By John P. Martin, Inquirer Staff Writer

Bishop Michael Bransfield in 2005, when he was named to head Wheeling-Charleston.…

In March 2008, Cardinal Justin F. Rigali handed Bishop Michael J. Bransfield welcome news.

After a four-month inquiry, Rigali, then head of the Archdiocese of Philadelphia, declared unfounded a claim that Bransfield had molested a Lansdale Catholic High School student in the 1970s.

The outcome wasn’t unusual – other priests had been cleared of decades-old allegations – but the process was.

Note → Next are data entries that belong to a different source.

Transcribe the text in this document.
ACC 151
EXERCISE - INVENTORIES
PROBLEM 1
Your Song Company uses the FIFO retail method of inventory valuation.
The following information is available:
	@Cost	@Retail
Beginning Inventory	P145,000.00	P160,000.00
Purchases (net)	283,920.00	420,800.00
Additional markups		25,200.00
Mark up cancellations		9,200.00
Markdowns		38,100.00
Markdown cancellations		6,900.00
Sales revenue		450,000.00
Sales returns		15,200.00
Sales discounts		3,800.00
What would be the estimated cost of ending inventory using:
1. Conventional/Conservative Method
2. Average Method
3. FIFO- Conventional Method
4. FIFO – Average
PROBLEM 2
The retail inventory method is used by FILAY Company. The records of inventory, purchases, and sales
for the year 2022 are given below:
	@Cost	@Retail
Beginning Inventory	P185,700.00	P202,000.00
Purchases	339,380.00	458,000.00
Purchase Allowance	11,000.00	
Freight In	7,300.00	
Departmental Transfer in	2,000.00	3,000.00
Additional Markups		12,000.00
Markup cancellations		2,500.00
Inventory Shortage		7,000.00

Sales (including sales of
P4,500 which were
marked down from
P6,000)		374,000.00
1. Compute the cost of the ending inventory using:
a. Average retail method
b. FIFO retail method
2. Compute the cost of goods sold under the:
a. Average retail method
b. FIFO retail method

In a break from practice, the accusation against Bransfield bypassed the archdiocese’s civilian review board, according to a source briefed on the case but not authorized to publicly discuss it. The board was formed to conduct independent examinations of abuse claims and assesses priests’ suitablility for ministry.

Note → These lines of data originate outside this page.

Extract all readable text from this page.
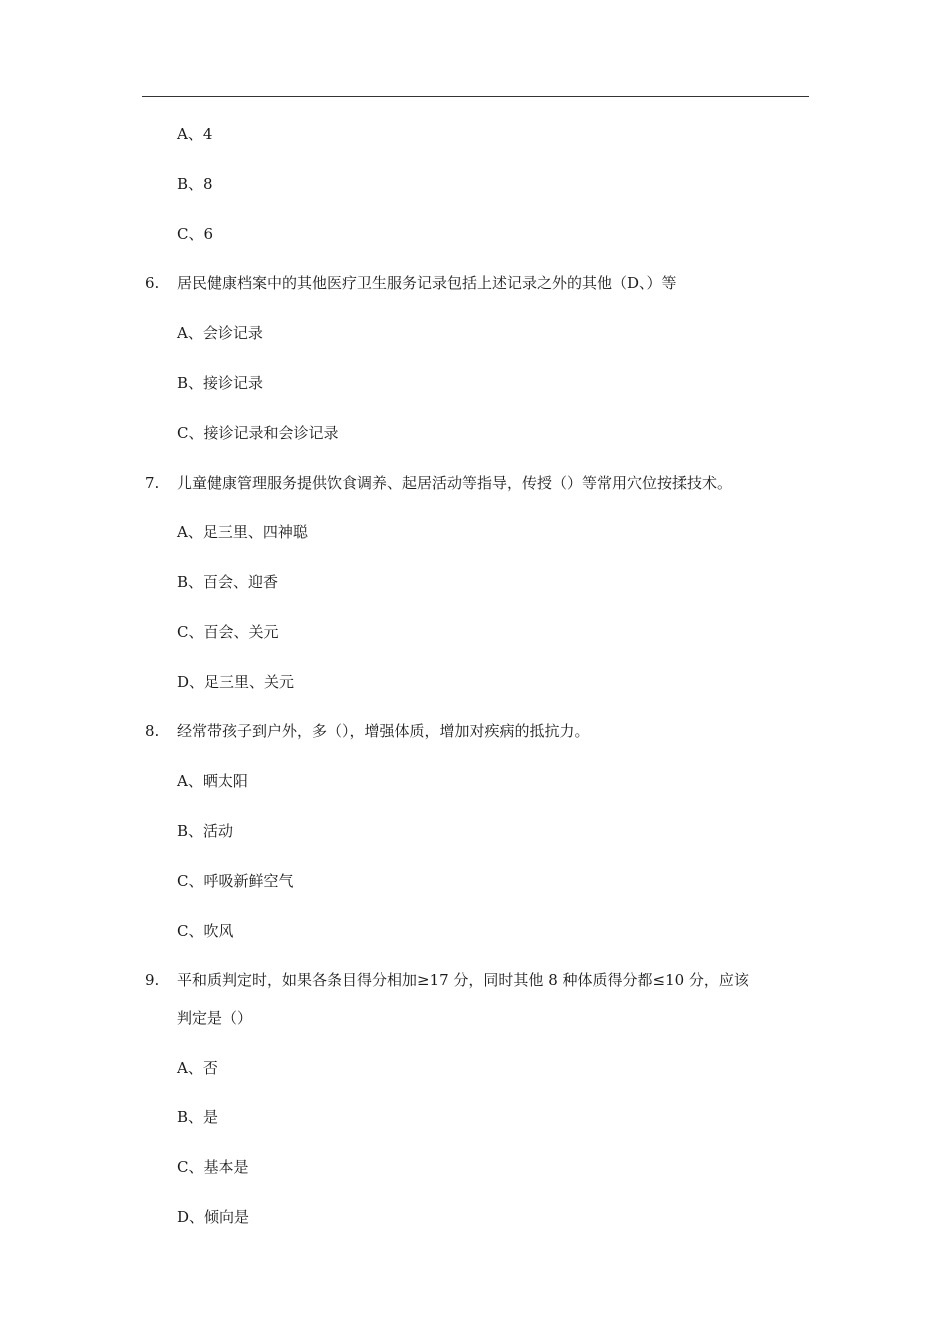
A、4
B、8
C、6
6. 居民健康档案中的其他医疗卫生服务记录包括上述记录之外的其他（D、）等
A、会诊记录
B、接诊记录
C、接诊记录和会诊记录
7. 儿童健康管理服务提供饮食调养、起居活动等指导，传授（）等常用穴位按揉技术。
A、足三里、四神聪
B、百会、迎香
C、百会、关元
D、足三里、关元
8. 经常带孩子到户外，多（），增强体质，增加对疾病的抵抗力。
A、晒太阳
B、活动
C、呼吸新鲜空气
C、吹风
9. 平和质判定时，如果各条目得分相加≥17 分，同时其他 8 种体质得分都≤10 分，应该
判定是（）
A、否
B、是
C、基本是
D、倾向是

Instead, Rigali acted after reviewing the reports of an investigator who interviewed Bransfield, his accuser and others.

And though the archdiocese routinely publicly identifies and suspends priests as it reviews allegations against them, four years passed before the complaint against Bransfield came to light, and then only in passing at the landmark clergy-sex abuse trial. Still, it proved enough to rekindle a long-dormant criminal inquiry and spark new questions about Bransfield, a Philadelphia native who spent his early years as a priest here and who now serves as West Virginia’s top prelate.

The bishop has said that he never abused anyone and that he was vindicated after a “full investigation” into the accusation.

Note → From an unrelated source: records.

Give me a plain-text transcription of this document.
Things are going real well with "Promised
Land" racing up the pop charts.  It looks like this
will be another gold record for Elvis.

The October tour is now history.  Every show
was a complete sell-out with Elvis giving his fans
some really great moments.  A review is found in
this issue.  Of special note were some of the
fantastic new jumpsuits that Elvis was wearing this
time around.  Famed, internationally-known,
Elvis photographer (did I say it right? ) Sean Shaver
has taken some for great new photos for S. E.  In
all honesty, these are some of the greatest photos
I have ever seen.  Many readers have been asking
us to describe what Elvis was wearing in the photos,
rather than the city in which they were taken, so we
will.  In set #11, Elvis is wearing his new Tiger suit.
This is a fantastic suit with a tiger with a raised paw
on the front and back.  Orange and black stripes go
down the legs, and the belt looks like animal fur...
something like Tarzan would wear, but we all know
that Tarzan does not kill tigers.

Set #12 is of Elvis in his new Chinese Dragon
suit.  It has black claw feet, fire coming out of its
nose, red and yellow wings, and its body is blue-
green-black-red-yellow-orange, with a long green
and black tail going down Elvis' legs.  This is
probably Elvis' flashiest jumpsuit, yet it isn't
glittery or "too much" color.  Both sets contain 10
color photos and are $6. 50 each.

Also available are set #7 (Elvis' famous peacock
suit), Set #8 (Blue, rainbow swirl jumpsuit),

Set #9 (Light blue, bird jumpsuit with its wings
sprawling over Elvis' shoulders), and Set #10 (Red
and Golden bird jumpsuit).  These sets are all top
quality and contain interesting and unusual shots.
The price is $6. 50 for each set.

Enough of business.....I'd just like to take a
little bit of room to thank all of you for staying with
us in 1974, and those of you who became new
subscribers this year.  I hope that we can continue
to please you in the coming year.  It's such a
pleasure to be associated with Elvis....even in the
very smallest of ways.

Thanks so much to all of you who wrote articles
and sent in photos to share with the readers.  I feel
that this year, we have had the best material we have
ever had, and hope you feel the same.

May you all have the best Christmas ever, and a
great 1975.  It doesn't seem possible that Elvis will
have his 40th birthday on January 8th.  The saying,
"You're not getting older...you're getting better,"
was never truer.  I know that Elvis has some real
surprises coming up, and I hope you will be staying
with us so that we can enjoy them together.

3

Representatives for the archdiocese and Rigali declined last week to discuss Bransfield, the allegations against him, or their findings.

The church’s handling of the complaint, the decision by Montgomery County prosecutors to reopen a review, and the not-so-casual dropping of Bransfield’s name at the widely watched trial all flow from the same facts:

At 68, Bransfield, head of the Wheeling-Charleston Diocese, has become a leader in the national bishops’ conference. And he was also once friends with a notorious priest, Stanley Gana, at the same time Gana was allegedly serially raping and molesting Philadelphia boys.

In interviews last week, the two Gana accusers whose trial testimony unleashed the scrutiny on the bishop described for the first time their contact with Bransfield in the late 1970s and early 1980s.

Both men said they had no proof or knowledge that Bransfield abused anyone. Instead, they said they were disturbed by his association with Gana and presumed he knew Gana was assaulting them.

1 Response to Abuse probe dogs bishop, despite Rigali’s unorthodox role

  1. Sylvia says:

    It gets tiring, doesn’t it?  The only saving grace in this dirty mess is that the cover-ups, deception and betrayals and lies are slowing coming to light.